Kelly s'ose d'ailleurs à traiter cette étrange association sur le ton de la farce. C'est du moins ce qu'il laisse supposer au début de son film, avec une mise en scène décalée et surtout, une volonté affirmée de tourner dès le départ en ridicule sa propre démarche.


L’entreprise est d’autant plus déstabilisante que « Southland Tales » ne cesse de bousculer nos repères sur toute sa première heure.
L'intrigue se déroule sur plusieurs plans, avec des personnages dont on a du mal à cerner le lien, surtout que nombre d'évènements ne sont expliqués qu'une fois qu'ils se sont déroulés.
Voila donc un film qui appelle à la confusion, d'autant plus que chaque bout que l'on parvient à saisir ne semble avoir ni queue ni tête, où tout simplement aucun intérêt.
Cette histoire de mystérieuse disparition d'un célèbre acteur – un dénommé Boxer Santaros (incarné par Dwayne Johnson) – tombe bien vite en eau de boudin sitôt on le découvre aux bras du star du X – une certaine Krysta Now (incarnée Sarah Michelle Gellar – avec laquelle il a écrit une histoire de science-fiction absolument pathétique, mais dont on découvrira pourtant par la suite…
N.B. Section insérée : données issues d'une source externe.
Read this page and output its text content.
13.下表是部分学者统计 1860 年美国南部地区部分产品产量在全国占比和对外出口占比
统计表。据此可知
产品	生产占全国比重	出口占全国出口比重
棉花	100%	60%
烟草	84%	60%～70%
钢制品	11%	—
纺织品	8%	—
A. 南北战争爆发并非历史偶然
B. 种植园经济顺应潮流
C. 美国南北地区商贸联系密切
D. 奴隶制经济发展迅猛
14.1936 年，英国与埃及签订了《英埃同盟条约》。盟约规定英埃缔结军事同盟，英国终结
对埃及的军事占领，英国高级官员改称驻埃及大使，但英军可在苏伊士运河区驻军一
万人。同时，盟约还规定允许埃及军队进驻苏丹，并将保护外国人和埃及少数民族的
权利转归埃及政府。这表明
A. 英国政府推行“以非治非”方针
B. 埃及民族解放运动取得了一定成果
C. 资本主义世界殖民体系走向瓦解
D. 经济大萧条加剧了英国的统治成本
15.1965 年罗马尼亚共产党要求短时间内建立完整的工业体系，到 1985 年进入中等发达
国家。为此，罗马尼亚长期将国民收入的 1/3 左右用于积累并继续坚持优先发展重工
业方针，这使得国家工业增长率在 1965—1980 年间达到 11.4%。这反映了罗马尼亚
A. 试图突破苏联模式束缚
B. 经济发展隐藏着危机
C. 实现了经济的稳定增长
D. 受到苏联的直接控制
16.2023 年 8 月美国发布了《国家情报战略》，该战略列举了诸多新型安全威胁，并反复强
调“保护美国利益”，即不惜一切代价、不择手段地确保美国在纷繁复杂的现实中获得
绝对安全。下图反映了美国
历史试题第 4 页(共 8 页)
…que cette histoire s’avère être la véritable trame de ce « Southland Tales ».


Et on ne va pas se mentir, commencer comme ça, c’est vrai que ça peut laisser le spectateur un brin perplexe.
Tourner en ridicule son propre scénario ? Quel intérêt ?
Que peut-on bien tirer d'un film qui se tourne lui-même en ridicule ?


A dire vrai, c'est là toute la clef de la démarche.
Au fond, ce n'est pas le film qui se tourne lui-même en ridicule, mais c'est plutôt le spectateur qui le considère comme voulant être ridicule.
C'est à partir des signaux qui lui semblent clairs – et que Kelly lui envoie intentionnellement – qu'il attribue une étiquette négative à l'ensemble de l'intrigue et des personnages.
En effet, à la base, une histoire de science-fiction n'a rien de ridicule par nature. Mais une histoire de science fiction racontée par un acteur décérébré, qui plus est incarné lui-même par une ancienne star du catch au jeu d'acteur limité, auquel s'ajoute une participation scénaristique de la part d'une actrice porno aux raisonnements forts simplistes : on ne peut que le prendre au ridicule.
Pour le coup on a vraiment affaire là à une démarche téléguidée.
Et il suffit de regarder le casting pour comprendre jusqu’où la démarche a été poussée.
Seann William Scott alias Stiffler dans « American Pie » ; Mandy Moore, Justin Timberlake (alors encore davantage pop-star qu’acteur), auquel s'ajoute donc The Rock (alors aussi plus catcheur qu’acteur) et Buffy…
Nul n'est amené à être perçu comme sérieux ou légitime dans sa posture. « Southland Tales » ne fait que mettre-en-scène les seconds couteaux de la seconde zone. Un film de tocards porté par des tocards.
La logique de mise en abime est décidemment poussée jusqu’à son paroxysme.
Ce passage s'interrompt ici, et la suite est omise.